Reporter: Avanty Nurdiana | Editor: Avanty Nurdiana
KONTAN.CO.ID - JAKARTA. Harga saham emiten blue chip PT Bank Central Asia Tbk (BBCA) pada Selasa (18/10) melemah 3,49% dalam sehari di level Rp 8.300 per saham. Penurunan harga saham emiten berkode BBCA ini menurut Maybank Sekuritas Indonesia, Jeffrosenberg Chenlim dan Faiq Asad menjadi peluang tersendiri.
Jeffrosenberg dalam riset 18 Maret 2025 memaparkan, secara fundamental saham BBCA masih menarik. Karena itu, dia mempertahankan rekomendasi beli untuk saham BBCA dengan target harga Rp 11.675 per saham. Target harga dan rekomendasi saham BBCA tersebut berdasarkan rasio PBV tahun 2025 sebesar 4,8 kali.
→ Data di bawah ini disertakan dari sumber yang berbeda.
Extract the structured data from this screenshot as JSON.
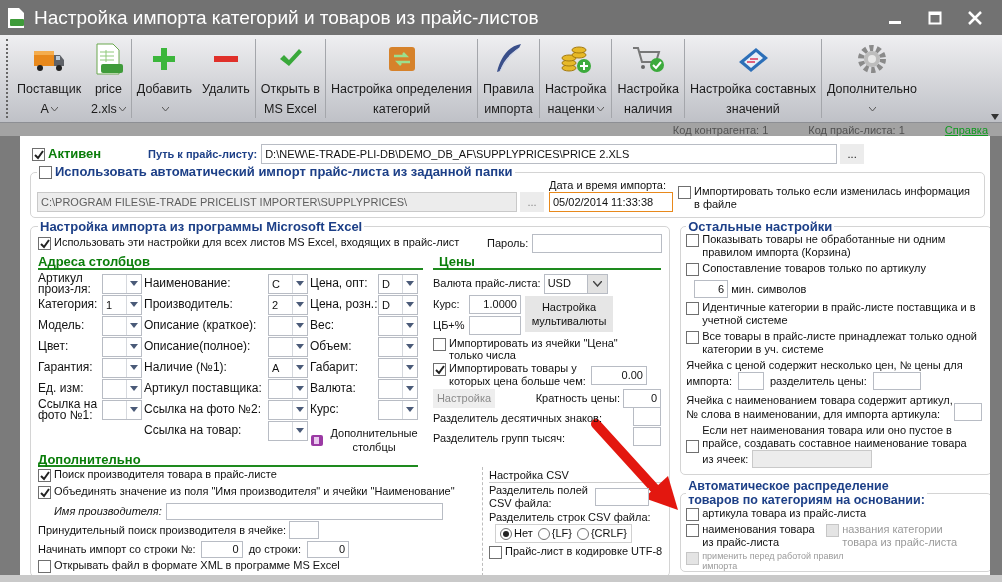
{
  "window": {
    "title": "Настройка импорта категорий и товаров из прайс-листов"
  },
  "toolbar": [
    {
      "kind": "truck",
      "separator": false,
      "lines": [
        "Поставщик",
        "A"
      ],
      "dropdown": true
    },
    {
      "kind": "sheet",
      "separator": false,
      "lines": [
        "price",
        "2.xls"
      ],
      "dropdown": true
    },
    {
      "kind": "plus",
      "separator": true,
      "lines": [
        "Добавить"
      ],
      "dropdown": true
    },
    {
      "kind": "minus",
      "separator": false,
      "lines": [
        "Удалить"
      ],
      "dropdown": false
    },
    {
      "kind": "check",
      "separator": true,
      "lines": [
        "Открыть в",
        "MS Excel"
      ],
      "dropdown": false
    },
    {
      "kind": "categories",
      "separator": true,
      "lines": [
        "Настройка определения",
        "категорий"
      ],
      "dropdown": false
    },
    {
      "kind": "quill",
      "separator": true,
      "lines": [
        "Правила",
        "импорта"
      ],
      "dropdown": false
    },
    {
      "kind": "coins",
      "separator": true,
      "lines": [
        "Настройка",
        "наценки"
      ],
      "dropdown": true
    },
    {
      "kind": "cart",
      "separator": true,
      "lines": [
        "Настройка",
        "наличия"
      ],
      "dropdown": false
    },
    {
      "kind": "panel",
      "separator": true,
      "lines": [
        "Настройка составных",
        "значений"
      ],
      "dropdown": false
    },
    {
      "kind": "gear",
      "separator": true,
      "lines": [
        "Дополнительно"
      ],
      "dropdown": true
    }
  ],
  "status": {
    "fields": [
      "Код контрагента: 1",
      "Код прайс-листа: 1"
    ],
    "link": "Справка"
  },
  "active": {
    "label": "Активен",
    "checked": true
  },
  "path": {
    "label": "Путь к прайс-листу:",
    "value": "D:\\NEW\\E-TRADE-PLI-DB\\DEMO_DB_AF\\SUPPLYPRICES\\PRICE 2.XLS",
    "browse": "..."
  },
  "auto_import": {
    "label": "Использовать автоматический импорт прайс-листа из заданной папки",
    "checked": false,
    "folder": {
      "value": "C:\\PROGRAM FILES\\E-TRADE PRICELIST IMPORTER\\SUPPLYPRICES\\",
      "disabled": true
    },
    "browse": "...",
    "date_label": "Дата и время импорта:",
    "date": "05/02/2014 11:33:38",
    "only_changed": {
      "label": "Импортировать только если изменилась информация в файле",
      "checked": false
    }
  },
  "excel": {
    "title": "Настройка импорта из программы Microsoft Excel",
    "use_for_all": {
      "label": "Использовать эти настройки для всех листов MS Excel, входящих в прайс-лист",
      "checked": true
    },
    "password_label": "Пароль:",
    "columns_title": "Адреса столбцов",
    "columns": [
      [
        {
          "label": "Артикул произ-ля:"
        },
        {
          "label": "Категория:",
          "value": "1"
        },
        {
          "label": "Модель:"
        },
        {
          "label": "Цвет:"
        },
        {
          "label": "Гарантия:"
        },
        {
          "label": "Ед. изм:"
        },
        {
          "label": "Ссылка на фото №1:"
        }
      ],
      [
        {
          "label": "Наименование:",
          "value": "C"
        },
        {
          "label": "Производитель:",
          "value": "2"
        },
        {
          "label": "Описание (краткое):"
        },
        {
          "label": "Описание(полное):"
        },
        {
          "label": "Наличие (№1):",
          "value": "A"
        },
        {
          "label": "Артикул поставщика:"
        },
        {
          "label": "Ссылка на фото №2:"
        },
        {
          "label": "Ссылка на товар:"
        }
      ],
      [
        {
          "label": "Цена, опт:",
          "value": "D"
        },
        {
          "label": "Цена, розн.:",
          "value": "D"
        },
        {
          "label": "Вес:"
        },
        {
          "label": "Объем:"
        },
        {
          "label": "Габарит:"
        },
        {
          "label": "Валюта:"
        },
        {
          "label": "Курс:"
        }
      ]
    ],
    "extra_columns": "Дополнительные столбцы",
    "prices": {
      "title": "Цены",
      "currency_label": "Валюта прайс-листа:",
      "currency": "USD",
      "rate_label": "Курс:",
      "rate": "1.0000",
      "multicurrency": "Настройка мультивалюты",
      "cb_label": "ЦБ+%",
      "numbers_only": {
        "label": "Импортировать из ячейки \"Цена\" только числа",
        "checked": false
      },
      "min_price": {
        "label": "Импортировать товары у которых цена больше чем:",
        "checked": true,
        "value": "0.00"
      },
      "setup": {
        "label": "Настройка",
        "disabled": true
      },
      "multiple_label": "Кратность цены:",
      "multiple": "0",
      "decimal_label": "Разделитель десятичных знаков:",
      "thousands_label": "Разделитель групп тысяч:"
    },
    "extra": {
      "title": "Дополнительно",
      "find_maker": {
        "label": "Поиск производителя товара в прайс-листе",
        "checked": true
      },
      "merge": {
        "label": "Объединять значение из поля \"Имя производителя\" и ячейки \"Наименование\"",
        "checked": true
      },
      "maker_label": "Имя производителя:",
      "forced_label": "Принудительный поиск производителя в ячейке:",
      "start_label": "Начинать импорт со строки №:",
      "start": "0",
      "end_label": "до строки:",
      "end": "0",
      "xml": {
        "label": "Открывать файл в формате XML в программе MS Excel",
        "checked": false
      }
    },
    "csv": {
      "title": "Настройка CSV",
      "field_sep_label": "Разделитель полей CSV файла:",
      "row_sep_label": "Разделитель строк CSV файла:",
      "row_sep": [
        {
          "label": "Нет",
          "selected": true
        },
        {
          "label": "{LF}",
          "selected": false
        },
        {
          "label": "{CRLF}",
          "selected": false
        }
      ],
      "utf8": {
        "label": "Прайс-лист в кодировке UTF-8",
        "checked": false
      }
    }
  },
  "other": {
    "title": "Остальные настройки",
    "items": [
      {
        "kind": "check",
        "label": "Показывать товары не обработанные ни одним правилом импорта (Корзина)",
        "checked": false
      },
      {
        "kind": "check",
        "label": "Сопоставление товаров только по артикулу",
        "checked": false
      },
      {
        "kind": "number",
        "value": "6",
        "label": "мин. символов"
      },
      {
        "kind": "check",
        "label": "Идентичные категории в прайс-листе поставщика и в учетной системе",
        "checked": false
      },
      {
        "kind": "check",
        "label": "Все товары в прайс-листе принадлежат только одной категории в уч. системе",
        "checked": false
      },
      {
        "kind": "multi_price",
        "label": "Ячейка с ценой содержит несколько цен, № цены для",
        "label_2": "импорта:",
        "sep_label": "разделитель цены:"
      },
      {
        "kind": "article_word",
        "label": "Ячейка с наименованием товара содержит артикул, № слова в наименовании, для импорта артикула:"
      },
      {
        "kind": "composite",
        "label": "Если нет наименования товара или оно пустое в прайсе, создавать составное наименование товара",
        "label_2": "из ячеек:",
        "checked": false,
        "field_disabled": true
      }
    ]
  },
  "auto": {
    "title_lines": [
      "Автоматическое распределение",
      "товаров по категориям на основании:"
    ],
    "by_article": {
      "label": "артикула товара из прайс-листа",
      "checked": false
    },
    "by_name": {
      "label": "наименования товара из прайс-листа",
      "checked": false
    },
    "by_category": {
      "label": "названия  категории товара из прайс-листа",
      "checked": false,
      "disabled": true
    },
    "before_rules": {
      "label": "применить перед работой правил импорта",
      "checked": false,
      "disabled": true
    }
  }
}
Maybank juga melihat, keuntungan yang diperoleh BBCA masih solid berkat biaya dana yang rendah, likuiditas yang kuat, dan kualitas aset yang terjaga dengan baik. "Meskipun manajemen tetap berhati-hati dalam ekspansi, kami percaya BBCA akan terus mengalami pertumbuhan yang sehat dan berkelanjutan," tulis Jeffrosenberg dalam riset.
Kinerja BCA dalam dua bulan pertama tahun 2025 masih tumbuh. Ini nampak dari laba bersih BCA yang mencapai Rp 9 triliun, tumbuh 8,4% secara tahunan, didorong oleh laba operasional pra-penyisihan alias pre-provision operating profit (PPOP) yang tumbuh 8,6% secara tahunan.
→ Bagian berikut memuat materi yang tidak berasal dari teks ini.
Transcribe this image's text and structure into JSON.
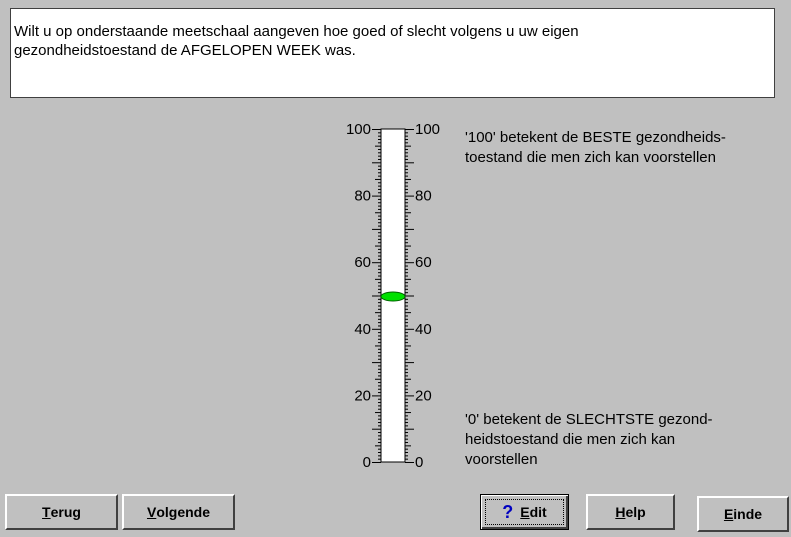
{
  "question": {
    "line1": "Wilt u op onderstaande meetschaal aangeven hoe goed of slecht volgens u uw eigen",
    "line2": "gezondheidstoestand de AFGELOPEN WEEK was."
  },
  "scale": {
    "min": 0,
    "max": 100,
    "major_labels": [
      "100",
      "80",
      "60",
      "40",
      "20",
      "0"
    ],
    "current_value": 50,
    "marker_color": "#00e000"
  },
  "descriptions": {
    "top_line1": "'100' betekent de BESTE gezondheids-",
    "top_line2": "toestand die men zich kan voorstellen",
    "bottom_line1": "'0' betekent de SLECHTSTE gezond-",
    "bottom_line2": "heidstoestand die men zich kan",
    "bottom_line3": "voorstellen"
  },
  "buttons": {
    "back_prefix": "",
    "back_accel": "T",
    "back_rest": "erug",
    "next_accel": "V",
    "next_rest": "olgende",
    "edit_icon": "question-mark-icon",
    "edit_accel": "E",
    "edit_rest": "dit",
    "help_accel": "H",
    "help_rest": "elp",
    "exit_accel": "E",
    "exit_rest": "inde"
  }
}
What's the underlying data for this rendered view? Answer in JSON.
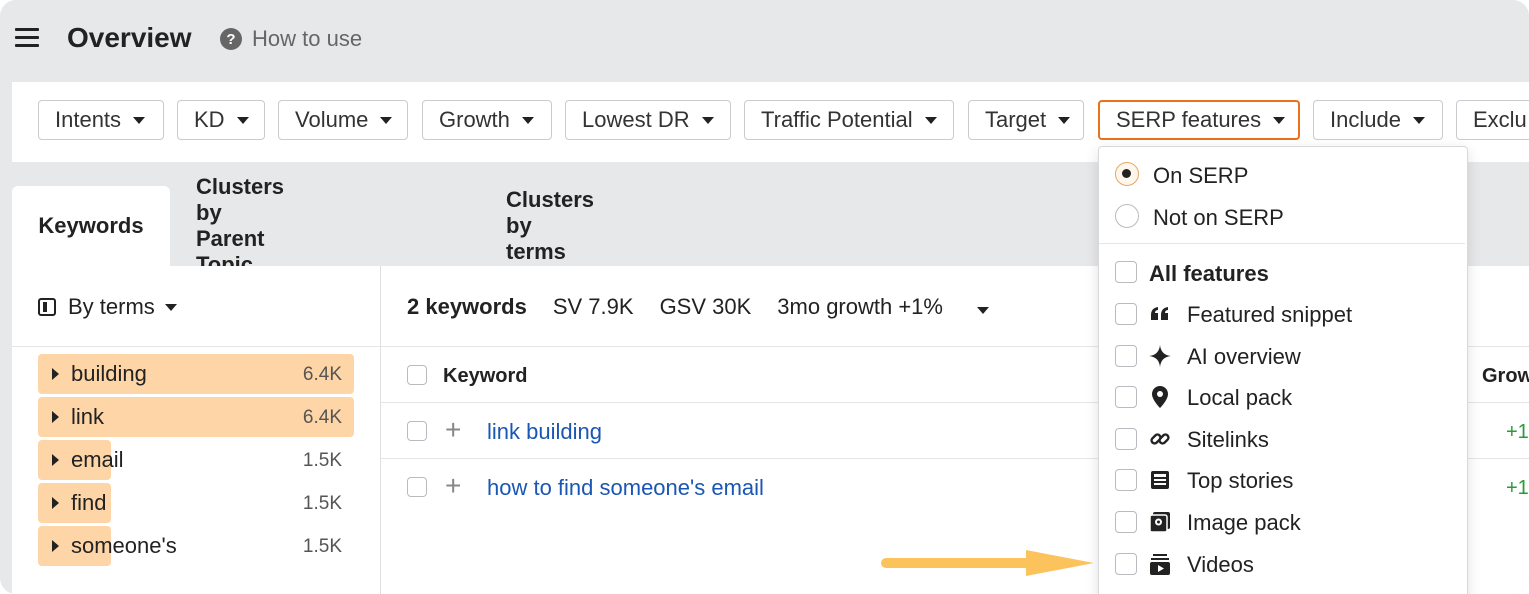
{
  "header": {
    "title": "Overview",
    "how_to_use": "How to use"
  },
  "filters": [
    {
      "label": "Intents"
    },
    {
      "label": "KD"
    },
    {
      "label": "Volume"
    },
    {
      "label": "Growth"
    },
    {
      "label": "Lowest DR"
    },
    {
      "label": "Traffic Potential"
    },
    {
      "label": "Target"
    },
    {
      "label": "SERP features",
      "active": true
    },
    {
      "label": "Include"
    },
    {
      "label": "Exclu"
    }
  ],
  "tabs": [
    {
      "label": "Keywords",
      "selected": true
    },
    {
      "label": "Clusters by Parent Topic"
    },
    {
      "label": "Clusters by terms"
    }
  ],
  "left_panel": {
    "group_label": "By terms",
    "terms": [
      {
        "label": "building",
        "value": "6.4K",
        "fill": 1.0
      },
      {
        "label": "link",
        "value": "6.4K",
        "fill": 1.0
      },
      {
        "label": "email",
        "value": "1.5K",
        "fill": 0.23
      },
      {
        "label": "find",
        "value": "1.5K",
        "fill": 0.23
      },
      {
        "label": "someone's",
        "value": "1.5K",
        "fill": 0.23
      }
    ]
  },
  "summary": {
    "keywords": "2 keywords",
    "sv": "SV 7.9K",
    "gsv": "GSV 30K",
    "growth": "3mo growth +1%"
  },
  "table": {
    "col_keyword": "Keyword",
    "col_growth": "Grow",
    "rows": [
      {
        "keyword": "link building",
        "growth": "+1"
      },
      {
        "keyword": "how to find someone's email",
        "growth": "+1"
      }
    ]
  },
  "dropdown": {
    "radios": [
      {
        "label": "On SERP",
        "selected": true
      },
      {
        "label": "Not on SERP",
        "selected": false
      }
    ],
    "all_features": "All features",
    "features": [
      {
        "label": "Featured snippet",
        "icon": "quote-icon"
      },
      {
        "label": "AI overview",
        "icon": "sparkle-icon"
      },
      {
        "label": "Local pack",
        "icon": "map-pin-icon"
      },
      {
        "label": "Sitelinks",
        "icon": "link-icon"
      },
      {
        "label": "Top stories",
        "icon": "news-icon"
      },
      {
        "label": "Image pack",
        "icon": "image-icon"
      },
      {
        "label": "Videos",
        "icon": "video-icon"
      }
    ]
  },
  "colors": {
    "accent": "#e8711a",
    "term_bar": "#fdd5a6",
    "link": "#1a56b3",
    "growth": "#2a9b3a",
    "arrow": "#fcc35c"
  }
}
Profitabilitas operasional BBCA juga masih positif. Ini nampak dari NIM BBCA di 5,7% atau naik 22bps secara tahunan. Pendapatan non-bunga juga tumbuh 7,5% secara tahunan serta pertumbuhan biaya operasional yang lebih lambat yakni hanya naik 2,3% secara tahunan. Selain itu, beban bunga BCA juga menurun 1,6% secara tahunan, sementara pendapatan bunga terus tumbuh stabil 5% secara tahunan.
Pertumbuhan kredit BBCA pada dua bulan di 2025 pun sangat baik, tumbuh 14% secara tahunan. Angka ini melampaui pertumbuhan kredit industri. "Kami memperkirakan pertumbuhan kredit ini akan terus didorong oleh pinjaman komersial, korporasi, dan konsumen. Namun, kami percaya bahwa laju pertumbuhan kredit akan melambat seiring dengan fokus bank pada peningkatan hasil pinjaman (lending yield) ketimbang volume pinjaman," ujar Jeffrosenberg. Akibatnya, NIM BBCA di tahun ini diperkirakan meningkat.
Ke depan, Jeffrosenberg memperkirakan BBCA akan tetap tangguh meskipun ada ketidakpastian makroekonomi. Dia menyebut, BBCA memiliki posisi likuiditas yang kuat dengan biaya dana yang rendah. "Fokus strategis bank pada aset dengan hasil yang lebih tinggi akan meningkatkan keuntungan lebih lanjut, sementara kualitas aset yang kokoh diperkirakan akan mengendalikan fluktuasi biaya kredit sehingga bisa menghasilkan profil risiko yang lebih stabil," papar dia.
Menurut Jeffrosenberg, risiko BBCA adalah penurunan kualitas pinjaman dan kenaikan biaya operasional yang signifikan.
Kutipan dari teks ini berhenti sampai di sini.